Justice

Le procès des « emmerdés » : Emmanuel Macron assigné en justice pour ses propos contre les non-vaccinés

Une plainte civile historique vise Emmanuel Macron personnellement. L'association Réaction 19 l'a assigné pour discrimination, invoquant ses propos de 2022 sur les non-vaccinés. Cette offensive judiciaire interroge les frontières de l'immunité présidentielle.

mise à jour le 29/01/26

Une procédure inédite perce le bouclier de l’immunité présidentielle pour citer Macron à comparaître.

Des déclarations qui persistent comme une tache

En janvier 2022, dans les colonnes du Parisien, le président lance : « Les non-vaccinés, j’ai très envie de les emmerder. » Il les qualifie de « petite minorité réfractaire » promise à l’irresponsabilité et à une forme de déchéance citoyenne. Ces mots, assénés à la veille d’une campagne électorale, ont servi à légitimer l’exclusion des personnes non vaccinées de nombreux lieux publics. Immédiatement, des plaintes pénales pour injure et diffamation sont déposées. Elles échouent, étouffées par l’immunité présidentielle.
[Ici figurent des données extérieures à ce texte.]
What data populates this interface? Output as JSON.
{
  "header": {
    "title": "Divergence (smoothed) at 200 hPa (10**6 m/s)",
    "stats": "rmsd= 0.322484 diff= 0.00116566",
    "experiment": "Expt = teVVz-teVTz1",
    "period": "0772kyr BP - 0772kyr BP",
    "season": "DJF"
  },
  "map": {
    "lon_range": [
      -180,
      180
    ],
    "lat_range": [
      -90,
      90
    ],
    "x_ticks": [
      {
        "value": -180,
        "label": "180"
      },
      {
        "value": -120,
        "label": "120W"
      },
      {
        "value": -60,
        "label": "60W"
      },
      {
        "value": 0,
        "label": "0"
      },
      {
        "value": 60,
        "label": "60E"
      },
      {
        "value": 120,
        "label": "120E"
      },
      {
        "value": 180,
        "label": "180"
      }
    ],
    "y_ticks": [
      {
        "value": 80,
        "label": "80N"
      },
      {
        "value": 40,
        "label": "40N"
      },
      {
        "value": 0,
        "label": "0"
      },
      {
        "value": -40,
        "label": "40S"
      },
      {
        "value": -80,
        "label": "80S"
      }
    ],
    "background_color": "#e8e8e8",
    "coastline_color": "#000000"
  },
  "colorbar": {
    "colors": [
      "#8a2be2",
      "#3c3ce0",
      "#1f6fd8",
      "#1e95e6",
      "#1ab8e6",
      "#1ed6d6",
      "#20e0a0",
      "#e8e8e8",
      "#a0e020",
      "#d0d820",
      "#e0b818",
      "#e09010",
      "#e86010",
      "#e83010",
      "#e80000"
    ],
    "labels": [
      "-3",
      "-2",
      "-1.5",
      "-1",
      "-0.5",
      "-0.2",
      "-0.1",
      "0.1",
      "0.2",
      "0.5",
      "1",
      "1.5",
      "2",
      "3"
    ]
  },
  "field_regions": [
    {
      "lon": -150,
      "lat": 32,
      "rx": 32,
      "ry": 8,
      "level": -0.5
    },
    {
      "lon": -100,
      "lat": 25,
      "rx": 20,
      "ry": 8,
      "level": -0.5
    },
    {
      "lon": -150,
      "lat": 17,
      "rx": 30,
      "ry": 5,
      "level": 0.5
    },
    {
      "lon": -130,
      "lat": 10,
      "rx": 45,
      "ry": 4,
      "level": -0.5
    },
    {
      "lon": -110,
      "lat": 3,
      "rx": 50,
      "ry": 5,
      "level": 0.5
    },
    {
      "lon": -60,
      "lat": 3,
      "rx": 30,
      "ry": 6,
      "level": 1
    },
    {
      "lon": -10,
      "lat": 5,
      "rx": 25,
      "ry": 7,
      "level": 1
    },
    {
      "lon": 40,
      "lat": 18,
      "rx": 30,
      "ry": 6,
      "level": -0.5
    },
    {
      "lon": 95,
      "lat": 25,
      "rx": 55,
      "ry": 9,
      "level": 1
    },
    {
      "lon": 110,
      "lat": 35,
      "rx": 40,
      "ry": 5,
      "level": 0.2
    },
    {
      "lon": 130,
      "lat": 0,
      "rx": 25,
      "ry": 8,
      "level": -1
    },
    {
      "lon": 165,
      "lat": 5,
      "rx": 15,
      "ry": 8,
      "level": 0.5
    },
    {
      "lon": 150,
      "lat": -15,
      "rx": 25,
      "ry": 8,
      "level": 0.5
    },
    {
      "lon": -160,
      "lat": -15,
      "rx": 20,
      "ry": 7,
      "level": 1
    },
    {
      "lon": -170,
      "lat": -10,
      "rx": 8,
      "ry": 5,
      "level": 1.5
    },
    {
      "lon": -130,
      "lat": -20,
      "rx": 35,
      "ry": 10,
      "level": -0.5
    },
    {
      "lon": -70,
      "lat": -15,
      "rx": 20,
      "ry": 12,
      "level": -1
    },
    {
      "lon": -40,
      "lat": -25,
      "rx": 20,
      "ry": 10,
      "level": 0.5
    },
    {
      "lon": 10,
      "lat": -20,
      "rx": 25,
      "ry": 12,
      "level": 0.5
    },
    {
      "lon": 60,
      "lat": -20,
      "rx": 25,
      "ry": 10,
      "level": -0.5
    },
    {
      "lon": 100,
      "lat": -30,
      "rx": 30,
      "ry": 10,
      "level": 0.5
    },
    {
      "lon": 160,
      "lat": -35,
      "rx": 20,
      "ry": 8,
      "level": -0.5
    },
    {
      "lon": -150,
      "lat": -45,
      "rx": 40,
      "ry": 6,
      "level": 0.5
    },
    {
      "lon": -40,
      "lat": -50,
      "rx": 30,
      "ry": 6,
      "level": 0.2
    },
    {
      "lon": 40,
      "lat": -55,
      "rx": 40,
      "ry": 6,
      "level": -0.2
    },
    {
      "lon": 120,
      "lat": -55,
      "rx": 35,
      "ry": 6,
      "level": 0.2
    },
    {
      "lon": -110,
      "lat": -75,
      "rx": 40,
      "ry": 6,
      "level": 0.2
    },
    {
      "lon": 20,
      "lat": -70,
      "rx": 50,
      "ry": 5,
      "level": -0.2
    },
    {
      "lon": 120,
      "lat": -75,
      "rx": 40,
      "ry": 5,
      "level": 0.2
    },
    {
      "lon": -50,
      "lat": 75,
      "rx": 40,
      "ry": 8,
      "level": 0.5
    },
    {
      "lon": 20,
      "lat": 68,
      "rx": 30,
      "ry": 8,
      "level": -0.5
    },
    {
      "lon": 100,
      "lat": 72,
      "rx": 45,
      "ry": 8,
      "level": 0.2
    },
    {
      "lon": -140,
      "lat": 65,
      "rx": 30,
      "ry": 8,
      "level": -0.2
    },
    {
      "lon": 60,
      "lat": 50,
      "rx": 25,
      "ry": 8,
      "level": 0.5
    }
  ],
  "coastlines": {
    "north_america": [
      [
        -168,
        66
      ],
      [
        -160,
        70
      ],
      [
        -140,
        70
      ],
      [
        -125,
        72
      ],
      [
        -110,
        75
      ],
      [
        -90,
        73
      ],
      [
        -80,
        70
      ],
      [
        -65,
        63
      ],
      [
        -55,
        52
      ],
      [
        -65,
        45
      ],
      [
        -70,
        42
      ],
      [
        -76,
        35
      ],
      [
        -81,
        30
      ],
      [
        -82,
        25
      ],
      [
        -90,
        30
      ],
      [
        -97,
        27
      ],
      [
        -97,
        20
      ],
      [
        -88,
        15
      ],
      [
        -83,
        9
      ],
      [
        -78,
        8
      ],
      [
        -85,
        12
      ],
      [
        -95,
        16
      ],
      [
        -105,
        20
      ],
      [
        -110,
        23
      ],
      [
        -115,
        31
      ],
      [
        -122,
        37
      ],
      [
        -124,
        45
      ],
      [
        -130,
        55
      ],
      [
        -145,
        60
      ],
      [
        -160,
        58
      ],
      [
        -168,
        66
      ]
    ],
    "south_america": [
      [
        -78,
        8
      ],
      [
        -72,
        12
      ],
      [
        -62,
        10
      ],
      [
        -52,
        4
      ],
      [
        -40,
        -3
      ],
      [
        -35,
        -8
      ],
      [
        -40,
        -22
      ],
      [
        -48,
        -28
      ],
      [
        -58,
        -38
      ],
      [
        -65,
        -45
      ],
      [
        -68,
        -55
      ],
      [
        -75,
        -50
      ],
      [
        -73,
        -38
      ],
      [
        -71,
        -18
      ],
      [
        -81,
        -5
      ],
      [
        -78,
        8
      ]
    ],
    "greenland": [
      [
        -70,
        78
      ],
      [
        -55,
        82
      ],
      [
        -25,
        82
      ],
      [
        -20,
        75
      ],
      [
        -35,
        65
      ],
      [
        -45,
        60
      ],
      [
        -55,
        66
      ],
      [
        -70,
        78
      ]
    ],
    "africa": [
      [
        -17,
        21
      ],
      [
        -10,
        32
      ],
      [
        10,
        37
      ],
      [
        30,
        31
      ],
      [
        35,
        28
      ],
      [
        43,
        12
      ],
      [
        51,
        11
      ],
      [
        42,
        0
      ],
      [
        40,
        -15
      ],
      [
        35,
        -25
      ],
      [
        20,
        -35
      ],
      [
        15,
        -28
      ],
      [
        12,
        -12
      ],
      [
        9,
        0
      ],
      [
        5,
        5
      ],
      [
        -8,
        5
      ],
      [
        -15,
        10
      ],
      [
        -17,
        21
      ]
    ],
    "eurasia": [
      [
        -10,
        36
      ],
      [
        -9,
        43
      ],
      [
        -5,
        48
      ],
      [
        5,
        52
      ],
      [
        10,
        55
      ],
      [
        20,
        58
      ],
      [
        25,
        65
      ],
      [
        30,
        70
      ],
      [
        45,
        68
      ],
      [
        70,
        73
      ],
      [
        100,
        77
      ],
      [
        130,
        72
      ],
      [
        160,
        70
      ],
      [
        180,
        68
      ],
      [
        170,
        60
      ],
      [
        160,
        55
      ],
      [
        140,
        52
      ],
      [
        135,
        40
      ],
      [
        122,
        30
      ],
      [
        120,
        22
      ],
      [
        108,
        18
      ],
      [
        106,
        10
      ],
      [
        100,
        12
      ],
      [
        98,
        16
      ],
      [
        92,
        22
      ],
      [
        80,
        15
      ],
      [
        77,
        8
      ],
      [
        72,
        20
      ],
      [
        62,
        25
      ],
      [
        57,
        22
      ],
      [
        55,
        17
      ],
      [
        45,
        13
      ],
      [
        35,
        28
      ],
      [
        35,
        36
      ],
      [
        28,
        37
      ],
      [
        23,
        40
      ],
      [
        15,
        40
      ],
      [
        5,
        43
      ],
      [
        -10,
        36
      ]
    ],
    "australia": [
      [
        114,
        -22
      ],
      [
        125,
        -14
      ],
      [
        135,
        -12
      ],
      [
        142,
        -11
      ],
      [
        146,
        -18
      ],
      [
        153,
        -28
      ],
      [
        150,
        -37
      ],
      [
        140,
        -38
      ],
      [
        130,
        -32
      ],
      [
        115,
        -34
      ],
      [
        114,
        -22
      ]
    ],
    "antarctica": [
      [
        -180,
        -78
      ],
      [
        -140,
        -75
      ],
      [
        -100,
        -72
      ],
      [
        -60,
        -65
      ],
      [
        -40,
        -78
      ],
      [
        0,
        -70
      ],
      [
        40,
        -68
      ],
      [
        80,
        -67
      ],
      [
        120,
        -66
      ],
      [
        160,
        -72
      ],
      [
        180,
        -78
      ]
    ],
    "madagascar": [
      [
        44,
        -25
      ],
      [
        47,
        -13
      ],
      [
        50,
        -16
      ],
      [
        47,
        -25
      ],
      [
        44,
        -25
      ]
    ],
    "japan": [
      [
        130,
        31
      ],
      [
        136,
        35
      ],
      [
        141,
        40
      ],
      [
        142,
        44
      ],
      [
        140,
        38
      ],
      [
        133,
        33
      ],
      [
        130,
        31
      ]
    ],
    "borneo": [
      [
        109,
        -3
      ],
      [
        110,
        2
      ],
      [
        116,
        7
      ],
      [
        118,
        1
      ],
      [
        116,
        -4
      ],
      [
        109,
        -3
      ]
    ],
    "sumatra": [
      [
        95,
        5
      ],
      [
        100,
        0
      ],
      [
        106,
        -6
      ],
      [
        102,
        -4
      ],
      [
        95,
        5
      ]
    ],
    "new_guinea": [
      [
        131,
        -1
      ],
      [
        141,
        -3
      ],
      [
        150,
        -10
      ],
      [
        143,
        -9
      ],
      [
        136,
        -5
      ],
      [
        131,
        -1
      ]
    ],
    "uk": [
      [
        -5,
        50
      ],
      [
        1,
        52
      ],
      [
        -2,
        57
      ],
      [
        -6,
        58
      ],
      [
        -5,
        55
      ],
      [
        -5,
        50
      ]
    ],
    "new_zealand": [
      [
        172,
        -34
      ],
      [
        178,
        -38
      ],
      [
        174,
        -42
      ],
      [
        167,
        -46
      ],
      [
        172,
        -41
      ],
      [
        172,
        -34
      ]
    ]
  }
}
L’association Réaction 19 passe à l’offensive

L’association, pilotée par l’avocat Carlo Alberto Brusa et forte de plus de dix mille membres, franchit un cap en avril 2025. Elle assigne le président devant le tribunal judiciaire de Paris pour « discrimination et violences psychologiques ». Plus de cinq cents plaignants réclament réparation, estimant que leurs droits et leur dignité ont été piétinés. Leur argument central : l’article 225 du Code pénal, qui prohibe la discrimination fondée sur l’état de santé, doit primer sur la protection temporaire du chef de l’État. Ils estiment que le président a, par ses paroles, sciemment divisé le corps social.

Une audience sous tension au tribunal

La procédure elle-même relève du parcours du combattant. Les huissiers se heurtent à l’opacité des services de l’Élysée. L’audience de mise en état, le 22 janvier 2026, confronte deux visions du droit. Pour les plaignants, les avocats Carlo Brusa et Maud Marian affirment que stigmatiser une partie de la population n’entre dans aucune attribution présidentielle. L’immunité, selon eux, ne saurait couvrir une faute personnelle détachable de la fonction. La défense, menée par Me Enoki, brandit l’article 67 de la Constitution et réclame un sursis jusqu’à la fin du mandat en 2027. Le tribunal a réservé sa décision, laissant planer le doute.


L’immunité constitutionnelle sur la sellette

Le cœur du débat est certes  juridique, mais éminemment politique. L’article 67 protège le président des poursuites pour les actes accomplis dans l’exercice de ses fonctions. Les plaignants soutiennent que des propos discriminatoires n’en relèvent pas. Une interprétation large de l’immunité signerait une forme d’impunité totale ; une interprétation restrictive créerait une jurisprudence limitant le bouclier présidentiel. Symboliquement, cette affaire cristallise un contentieux profond entre l’Élysée et une frange de la population, un ressort qui échappe aux canaux politiques traditionnels et prospère dans les médias alternatifs.



Une issue incertaine aux conséquences durables

Deux issues sont possibles. Si le sursis est accordé, le procès sera reporté à après 2027, reléguant l’affaire au statut d’épée de Damoclès. S’il est refusé, un jugement sur le fond pourrait condamner notre cher président à des réparations, ne serait-ce que symboliques. Au-delà de l’enjeu financier, c’est le principe de la responsabilité présidentielle qui serait réaffirmé. Cette procédure, quelle qu’en soit l’issue, marque déjà l’histoire juridique de la Ve République en opposant la parole du pouvoir à la justice ordinaire.